Posted by: brian | January 31, 2009

Did I mention

that my parents iscanbe inSANE?

Here’s what my mother says about our new President: He looks evil. In certain pictures. She protests (perhaps too much) that it’s not because he’s black. Because, you know, their UPS guy is “chocolate” (her word) (yes, really), and he’s very nice, and she likes him just fine, so therefore she is most certainly not a racist. I don’t think she IS racist – or at least, she’s as un-racist as she could be, given her experience & such. Which is to say, not overtly racist, but, like everyone in the small town where I grew up, her experience with non-whites is almost non-existent. So she does harbor attitudes toward particular groups of people (as we all do; I’m certainly not immune from this), but she judges each individual on their own merits. This sort of stereotyping is typical of people in general. It’s why, when you hear the name Vinnie, you have a certain image in your mind. The name Cletus summons forth a different image, as do Lakeisha, Juan, and Salvatore.

I can’t really speak to where her feeling that Obama looks evil comes from. And that’s fine. It’s a superstitious suspicion, and I’ll leave it at that. But here’s the thing: As support for the fact that he must be evil, since he looks evil, she states that others have said they feel the same way – people from all types of different backgrounds, apparently. I didn’t press the subject, because it seemed pointless, but I’d be curious to get demographic data on these people – age, sex, political & religious affiliations, marital status, education level, income and occupation to name a few. But what was most odd, I thought, was the implication that, because some other people feel the same way, this is an accurate assessment of Obama’s character.

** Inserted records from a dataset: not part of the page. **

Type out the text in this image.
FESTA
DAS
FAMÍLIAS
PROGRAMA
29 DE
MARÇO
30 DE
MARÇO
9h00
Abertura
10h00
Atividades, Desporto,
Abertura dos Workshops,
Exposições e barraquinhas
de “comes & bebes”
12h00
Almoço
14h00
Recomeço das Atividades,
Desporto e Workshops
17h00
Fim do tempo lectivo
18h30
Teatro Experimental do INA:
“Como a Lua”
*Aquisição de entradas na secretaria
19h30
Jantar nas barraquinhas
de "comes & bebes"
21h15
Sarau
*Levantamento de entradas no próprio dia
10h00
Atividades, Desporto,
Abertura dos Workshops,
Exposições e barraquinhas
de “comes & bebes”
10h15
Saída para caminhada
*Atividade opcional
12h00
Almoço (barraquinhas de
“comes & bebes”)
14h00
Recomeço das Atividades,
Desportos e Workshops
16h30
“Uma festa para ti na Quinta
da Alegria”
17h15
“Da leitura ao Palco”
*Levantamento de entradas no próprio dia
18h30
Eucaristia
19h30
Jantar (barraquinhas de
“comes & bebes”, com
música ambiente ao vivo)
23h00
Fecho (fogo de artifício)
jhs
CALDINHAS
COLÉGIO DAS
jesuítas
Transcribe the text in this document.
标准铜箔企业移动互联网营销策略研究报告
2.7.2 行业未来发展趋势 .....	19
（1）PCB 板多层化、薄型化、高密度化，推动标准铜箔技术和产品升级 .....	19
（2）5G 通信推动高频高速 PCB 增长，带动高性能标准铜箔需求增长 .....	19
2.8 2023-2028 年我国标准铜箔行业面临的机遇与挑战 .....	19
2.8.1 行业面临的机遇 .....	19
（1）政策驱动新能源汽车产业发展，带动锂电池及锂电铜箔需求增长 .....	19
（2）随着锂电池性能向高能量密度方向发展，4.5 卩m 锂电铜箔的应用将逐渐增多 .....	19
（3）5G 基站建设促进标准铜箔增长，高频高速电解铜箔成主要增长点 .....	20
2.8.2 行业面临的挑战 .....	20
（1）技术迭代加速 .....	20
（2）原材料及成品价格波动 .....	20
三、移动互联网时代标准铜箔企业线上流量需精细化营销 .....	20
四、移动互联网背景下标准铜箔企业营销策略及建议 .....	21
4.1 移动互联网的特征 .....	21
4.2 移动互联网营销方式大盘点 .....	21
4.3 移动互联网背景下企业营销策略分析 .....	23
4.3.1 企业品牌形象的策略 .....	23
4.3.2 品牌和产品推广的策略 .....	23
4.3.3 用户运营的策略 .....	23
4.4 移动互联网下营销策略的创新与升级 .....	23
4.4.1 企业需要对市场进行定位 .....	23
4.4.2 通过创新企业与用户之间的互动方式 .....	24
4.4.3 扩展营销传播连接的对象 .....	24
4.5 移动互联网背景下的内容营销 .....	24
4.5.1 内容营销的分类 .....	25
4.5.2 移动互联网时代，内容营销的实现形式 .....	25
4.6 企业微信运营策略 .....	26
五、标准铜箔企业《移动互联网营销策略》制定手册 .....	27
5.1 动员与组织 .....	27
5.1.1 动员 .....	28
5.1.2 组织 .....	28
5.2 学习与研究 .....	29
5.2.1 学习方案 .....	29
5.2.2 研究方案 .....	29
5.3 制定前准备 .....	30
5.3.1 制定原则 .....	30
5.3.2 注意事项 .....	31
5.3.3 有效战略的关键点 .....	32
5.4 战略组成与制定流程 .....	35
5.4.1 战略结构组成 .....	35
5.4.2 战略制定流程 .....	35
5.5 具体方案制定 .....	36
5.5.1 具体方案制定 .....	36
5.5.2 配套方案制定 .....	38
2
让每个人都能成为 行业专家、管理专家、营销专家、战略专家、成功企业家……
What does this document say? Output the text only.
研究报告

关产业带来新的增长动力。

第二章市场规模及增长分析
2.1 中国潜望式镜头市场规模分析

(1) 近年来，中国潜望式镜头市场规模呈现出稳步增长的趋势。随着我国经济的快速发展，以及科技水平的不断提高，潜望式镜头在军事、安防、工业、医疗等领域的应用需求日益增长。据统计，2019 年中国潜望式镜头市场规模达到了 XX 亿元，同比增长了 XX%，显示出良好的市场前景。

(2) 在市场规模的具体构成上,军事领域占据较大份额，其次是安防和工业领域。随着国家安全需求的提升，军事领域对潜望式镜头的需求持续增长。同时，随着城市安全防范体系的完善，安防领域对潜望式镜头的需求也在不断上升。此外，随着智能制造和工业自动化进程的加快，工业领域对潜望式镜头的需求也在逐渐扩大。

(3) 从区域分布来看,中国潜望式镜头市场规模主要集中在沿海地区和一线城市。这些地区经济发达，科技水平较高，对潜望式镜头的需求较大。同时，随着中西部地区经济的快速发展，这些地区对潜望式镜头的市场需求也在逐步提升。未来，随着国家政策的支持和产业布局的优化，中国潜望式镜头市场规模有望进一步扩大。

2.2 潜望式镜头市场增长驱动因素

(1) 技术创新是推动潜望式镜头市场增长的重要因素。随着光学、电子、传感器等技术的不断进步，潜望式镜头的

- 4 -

I asked her, suppose that 20% of the population has this gut feeling that Obama is evil, another 20% has the opposite feeling, and 60% has no strong feeling either way. Mind you, this is based solely on how he looks. So who’s right? Obviously someone is wrong, but who? How do we solve this conundrum? Is he evil, or not? Or is he just a man, capable of doing good and bad, right and wrong? How do we solve this? Could we, perhaps, base our judgement on his actions rather than on some arbitrary “gut feeling”?